I know that she isn’t the only woman out there who does this, in fact, in smaller ways, I realized how much I had been leading others on. I immediately became more aware of how I treat others, but also of how I treat myself. I do not allow people into my life who share these same narcissistic patterns. And I would never want to be famous for becoming what others want to see, but I’d rather be liked by a few who appreciate my integrity and honesty.

I do believe, however, that if she were a man trying to do these things, more people would be in an uproar. It angers me that this kind of behavior is expected and accepted from women who are considered attractive, or famous. All of us, no matter what gender or what we look like, are responsible for treating others with respect.

This story has a very happy ending. Through the recovery of the breakup, I have gained an immense amount of respect for the women who have also survived her, who are truly creative and very good people, and we have formed deep friendships. It has also brought me and my boyfriend much closer. The amount of patience he has shown for me through all this chaos has been a blessing and I am confident in my choice of being monogamously committed to him. So yes, there is life after Kato.

And now you know what has happened. I know that for most, this journal entry will not make a difference, but perhaps some women will read it and think about what’s really important to them, and if I can inspire even one creative girl to keep their eyes open and be true to herself, then I am happy.

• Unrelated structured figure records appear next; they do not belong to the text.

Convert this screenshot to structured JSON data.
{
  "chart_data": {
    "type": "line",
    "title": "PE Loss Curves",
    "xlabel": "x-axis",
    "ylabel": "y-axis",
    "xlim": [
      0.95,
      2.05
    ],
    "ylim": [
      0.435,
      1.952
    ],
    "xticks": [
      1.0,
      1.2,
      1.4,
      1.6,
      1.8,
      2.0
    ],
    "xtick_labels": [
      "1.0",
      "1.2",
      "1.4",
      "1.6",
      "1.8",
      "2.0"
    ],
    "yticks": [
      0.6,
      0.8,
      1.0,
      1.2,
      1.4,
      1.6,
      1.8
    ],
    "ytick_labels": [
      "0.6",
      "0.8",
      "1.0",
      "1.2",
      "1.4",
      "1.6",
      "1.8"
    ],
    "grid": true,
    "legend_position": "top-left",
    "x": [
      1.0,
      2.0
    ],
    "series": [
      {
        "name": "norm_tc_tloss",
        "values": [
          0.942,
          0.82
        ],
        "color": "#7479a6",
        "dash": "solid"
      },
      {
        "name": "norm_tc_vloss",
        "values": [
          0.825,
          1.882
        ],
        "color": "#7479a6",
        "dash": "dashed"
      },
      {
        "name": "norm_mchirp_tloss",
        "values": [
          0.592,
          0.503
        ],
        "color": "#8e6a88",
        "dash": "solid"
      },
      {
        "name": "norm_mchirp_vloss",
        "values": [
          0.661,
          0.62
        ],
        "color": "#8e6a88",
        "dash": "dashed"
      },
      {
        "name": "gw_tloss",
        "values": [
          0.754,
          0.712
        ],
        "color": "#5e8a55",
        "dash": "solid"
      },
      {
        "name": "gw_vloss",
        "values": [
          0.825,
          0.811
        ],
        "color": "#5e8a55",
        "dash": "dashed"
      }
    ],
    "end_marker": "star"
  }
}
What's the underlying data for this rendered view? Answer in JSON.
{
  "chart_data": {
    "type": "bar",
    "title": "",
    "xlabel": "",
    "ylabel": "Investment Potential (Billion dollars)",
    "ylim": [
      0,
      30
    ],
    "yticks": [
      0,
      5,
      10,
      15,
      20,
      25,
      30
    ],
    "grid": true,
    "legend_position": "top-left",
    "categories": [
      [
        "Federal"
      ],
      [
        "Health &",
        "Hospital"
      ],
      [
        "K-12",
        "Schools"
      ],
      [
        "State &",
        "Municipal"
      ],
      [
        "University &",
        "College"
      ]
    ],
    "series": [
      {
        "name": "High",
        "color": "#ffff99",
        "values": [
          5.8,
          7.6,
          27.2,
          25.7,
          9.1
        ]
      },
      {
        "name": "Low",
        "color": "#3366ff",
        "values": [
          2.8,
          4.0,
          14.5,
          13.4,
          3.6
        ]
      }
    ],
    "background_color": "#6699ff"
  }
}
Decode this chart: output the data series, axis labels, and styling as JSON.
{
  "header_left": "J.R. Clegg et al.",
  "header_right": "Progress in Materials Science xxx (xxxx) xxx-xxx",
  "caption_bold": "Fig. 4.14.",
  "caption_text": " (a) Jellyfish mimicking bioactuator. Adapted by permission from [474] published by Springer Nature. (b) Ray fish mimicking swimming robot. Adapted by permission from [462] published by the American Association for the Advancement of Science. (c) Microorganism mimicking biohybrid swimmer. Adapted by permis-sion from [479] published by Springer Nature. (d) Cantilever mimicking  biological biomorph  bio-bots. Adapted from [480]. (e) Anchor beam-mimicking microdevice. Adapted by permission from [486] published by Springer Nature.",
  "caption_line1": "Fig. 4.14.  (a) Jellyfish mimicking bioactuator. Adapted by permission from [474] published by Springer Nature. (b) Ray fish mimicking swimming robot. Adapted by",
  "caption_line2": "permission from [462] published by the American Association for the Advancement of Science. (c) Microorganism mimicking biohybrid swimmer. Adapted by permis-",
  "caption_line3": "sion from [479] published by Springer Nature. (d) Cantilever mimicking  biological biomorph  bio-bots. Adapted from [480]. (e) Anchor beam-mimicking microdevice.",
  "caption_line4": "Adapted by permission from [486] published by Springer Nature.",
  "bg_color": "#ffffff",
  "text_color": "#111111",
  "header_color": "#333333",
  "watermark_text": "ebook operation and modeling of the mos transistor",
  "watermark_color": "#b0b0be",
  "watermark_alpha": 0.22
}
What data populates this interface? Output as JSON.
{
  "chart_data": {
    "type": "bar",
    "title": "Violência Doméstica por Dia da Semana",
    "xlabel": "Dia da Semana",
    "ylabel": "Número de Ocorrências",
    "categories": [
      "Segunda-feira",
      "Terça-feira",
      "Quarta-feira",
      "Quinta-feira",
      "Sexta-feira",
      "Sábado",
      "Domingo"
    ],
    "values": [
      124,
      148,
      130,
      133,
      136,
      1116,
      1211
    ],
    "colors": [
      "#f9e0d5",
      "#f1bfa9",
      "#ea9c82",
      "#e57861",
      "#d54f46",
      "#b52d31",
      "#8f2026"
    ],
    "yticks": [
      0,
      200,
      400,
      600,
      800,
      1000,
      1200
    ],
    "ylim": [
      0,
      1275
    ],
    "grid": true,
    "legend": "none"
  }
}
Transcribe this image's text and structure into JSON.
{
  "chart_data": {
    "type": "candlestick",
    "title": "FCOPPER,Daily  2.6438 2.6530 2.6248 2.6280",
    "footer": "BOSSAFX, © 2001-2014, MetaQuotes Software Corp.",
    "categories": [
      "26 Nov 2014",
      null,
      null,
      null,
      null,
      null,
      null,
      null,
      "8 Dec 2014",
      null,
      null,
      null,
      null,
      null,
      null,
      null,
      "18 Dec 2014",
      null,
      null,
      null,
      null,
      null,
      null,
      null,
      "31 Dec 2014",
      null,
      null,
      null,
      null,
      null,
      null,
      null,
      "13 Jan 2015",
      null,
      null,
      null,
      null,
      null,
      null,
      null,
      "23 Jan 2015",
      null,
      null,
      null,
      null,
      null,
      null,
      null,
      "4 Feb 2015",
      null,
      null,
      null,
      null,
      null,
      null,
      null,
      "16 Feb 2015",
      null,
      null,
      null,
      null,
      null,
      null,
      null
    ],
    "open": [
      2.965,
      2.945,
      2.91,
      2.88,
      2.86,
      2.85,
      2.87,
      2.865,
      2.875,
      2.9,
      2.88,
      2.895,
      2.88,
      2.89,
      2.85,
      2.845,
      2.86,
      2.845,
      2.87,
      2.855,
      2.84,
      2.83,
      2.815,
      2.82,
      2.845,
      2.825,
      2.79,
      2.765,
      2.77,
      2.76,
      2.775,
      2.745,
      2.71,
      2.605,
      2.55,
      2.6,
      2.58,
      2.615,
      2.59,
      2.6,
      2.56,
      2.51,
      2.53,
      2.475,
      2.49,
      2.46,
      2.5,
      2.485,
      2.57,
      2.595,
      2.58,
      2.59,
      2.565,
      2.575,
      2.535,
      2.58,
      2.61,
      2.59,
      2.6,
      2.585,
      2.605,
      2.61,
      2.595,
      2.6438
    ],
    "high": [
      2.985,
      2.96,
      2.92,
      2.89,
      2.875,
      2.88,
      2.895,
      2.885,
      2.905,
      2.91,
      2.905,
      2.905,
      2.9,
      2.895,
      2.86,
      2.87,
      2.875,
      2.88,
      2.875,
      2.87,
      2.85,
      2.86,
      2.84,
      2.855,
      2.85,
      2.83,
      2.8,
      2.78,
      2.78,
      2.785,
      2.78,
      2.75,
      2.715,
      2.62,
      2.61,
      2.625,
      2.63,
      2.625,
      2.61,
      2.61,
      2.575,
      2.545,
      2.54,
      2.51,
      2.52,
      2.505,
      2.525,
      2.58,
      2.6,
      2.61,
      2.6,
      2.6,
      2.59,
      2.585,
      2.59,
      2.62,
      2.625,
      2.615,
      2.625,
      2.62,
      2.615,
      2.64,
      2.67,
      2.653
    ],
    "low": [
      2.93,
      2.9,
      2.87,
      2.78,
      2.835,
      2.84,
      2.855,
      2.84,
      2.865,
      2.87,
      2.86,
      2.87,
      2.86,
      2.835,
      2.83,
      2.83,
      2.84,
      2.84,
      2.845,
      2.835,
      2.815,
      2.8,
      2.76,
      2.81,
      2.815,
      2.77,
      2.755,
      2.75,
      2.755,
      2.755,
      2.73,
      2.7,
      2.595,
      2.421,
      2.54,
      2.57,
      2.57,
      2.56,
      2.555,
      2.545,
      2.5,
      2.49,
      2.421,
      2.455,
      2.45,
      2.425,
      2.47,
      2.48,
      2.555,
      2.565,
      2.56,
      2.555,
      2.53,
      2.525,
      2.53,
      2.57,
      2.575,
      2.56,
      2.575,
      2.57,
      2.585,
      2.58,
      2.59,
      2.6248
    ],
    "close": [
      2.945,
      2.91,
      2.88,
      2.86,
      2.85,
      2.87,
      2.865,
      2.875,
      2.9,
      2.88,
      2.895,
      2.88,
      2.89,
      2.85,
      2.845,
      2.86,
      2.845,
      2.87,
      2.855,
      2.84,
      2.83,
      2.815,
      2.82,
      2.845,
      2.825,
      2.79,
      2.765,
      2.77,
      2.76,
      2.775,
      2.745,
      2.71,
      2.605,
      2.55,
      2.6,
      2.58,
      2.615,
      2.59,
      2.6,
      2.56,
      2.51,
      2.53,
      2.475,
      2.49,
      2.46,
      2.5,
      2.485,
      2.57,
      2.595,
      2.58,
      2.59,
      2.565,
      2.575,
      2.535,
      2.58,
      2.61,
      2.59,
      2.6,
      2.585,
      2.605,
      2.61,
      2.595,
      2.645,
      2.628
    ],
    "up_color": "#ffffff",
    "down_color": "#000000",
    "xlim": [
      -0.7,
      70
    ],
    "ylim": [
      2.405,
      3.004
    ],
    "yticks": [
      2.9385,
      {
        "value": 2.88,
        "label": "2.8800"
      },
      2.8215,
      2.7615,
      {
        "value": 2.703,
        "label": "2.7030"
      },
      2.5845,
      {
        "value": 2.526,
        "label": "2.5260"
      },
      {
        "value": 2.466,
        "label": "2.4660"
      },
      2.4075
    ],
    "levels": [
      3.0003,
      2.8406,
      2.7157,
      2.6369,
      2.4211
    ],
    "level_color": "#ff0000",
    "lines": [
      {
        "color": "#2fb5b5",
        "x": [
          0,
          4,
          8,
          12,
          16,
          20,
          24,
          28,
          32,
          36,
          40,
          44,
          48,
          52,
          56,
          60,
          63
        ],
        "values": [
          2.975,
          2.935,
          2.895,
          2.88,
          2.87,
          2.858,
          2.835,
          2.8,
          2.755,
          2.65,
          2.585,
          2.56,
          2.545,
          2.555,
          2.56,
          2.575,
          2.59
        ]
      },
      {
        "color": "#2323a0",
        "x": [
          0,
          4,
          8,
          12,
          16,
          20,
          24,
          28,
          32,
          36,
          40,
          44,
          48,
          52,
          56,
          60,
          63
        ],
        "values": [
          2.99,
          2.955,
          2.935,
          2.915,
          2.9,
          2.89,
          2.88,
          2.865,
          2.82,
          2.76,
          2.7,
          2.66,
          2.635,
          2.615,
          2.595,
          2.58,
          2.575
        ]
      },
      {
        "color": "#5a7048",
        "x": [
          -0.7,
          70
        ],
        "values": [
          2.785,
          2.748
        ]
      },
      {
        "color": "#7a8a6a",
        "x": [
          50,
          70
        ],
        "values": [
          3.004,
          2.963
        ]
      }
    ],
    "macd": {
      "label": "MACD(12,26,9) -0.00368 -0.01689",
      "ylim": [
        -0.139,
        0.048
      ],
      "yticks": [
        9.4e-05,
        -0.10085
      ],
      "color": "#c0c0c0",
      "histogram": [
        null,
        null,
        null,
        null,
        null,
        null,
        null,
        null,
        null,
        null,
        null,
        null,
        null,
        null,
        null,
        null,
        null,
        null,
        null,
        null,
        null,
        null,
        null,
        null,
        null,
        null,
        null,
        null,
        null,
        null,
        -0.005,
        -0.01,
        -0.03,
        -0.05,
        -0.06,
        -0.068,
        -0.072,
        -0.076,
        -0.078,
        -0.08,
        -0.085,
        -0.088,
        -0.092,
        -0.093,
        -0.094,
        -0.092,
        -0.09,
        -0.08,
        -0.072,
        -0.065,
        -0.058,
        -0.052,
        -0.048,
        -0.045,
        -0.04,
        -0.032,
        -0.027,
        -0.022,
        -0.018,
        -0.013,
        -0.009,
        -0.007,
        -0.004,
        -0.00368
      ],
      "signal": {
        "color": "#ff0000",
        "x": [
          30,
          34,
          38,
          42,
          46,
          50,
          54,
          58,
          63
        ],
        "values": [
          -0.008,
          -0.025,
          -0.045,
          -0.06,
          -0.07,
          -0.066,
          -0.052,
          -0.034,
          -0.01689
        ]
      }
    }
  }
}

ADDENDUM! A reader of mine brought up this important topic: I am in no way against polyamory as a whole. I firmly believe that with the right people, and honest communication/kindness, a polyamorous relationship would work wonderfully. Sadly, honest communication and the right people were missing from this situation. I have no doubt that Kate and her husband could find a girl who would create a mutually beneficial poly environment with them. Just… not the way they tried to do it with me. Following the situation with Kate, my boyfriend and I remained open and I did date a few other people casually, with no problems at all. But we made the decision to be monogamous because it is what works best for us.

I’m sorry to hear about your emotional abuse at this person’s hands. It sounds like you dodged a bullet there. Thank you for sharing your story.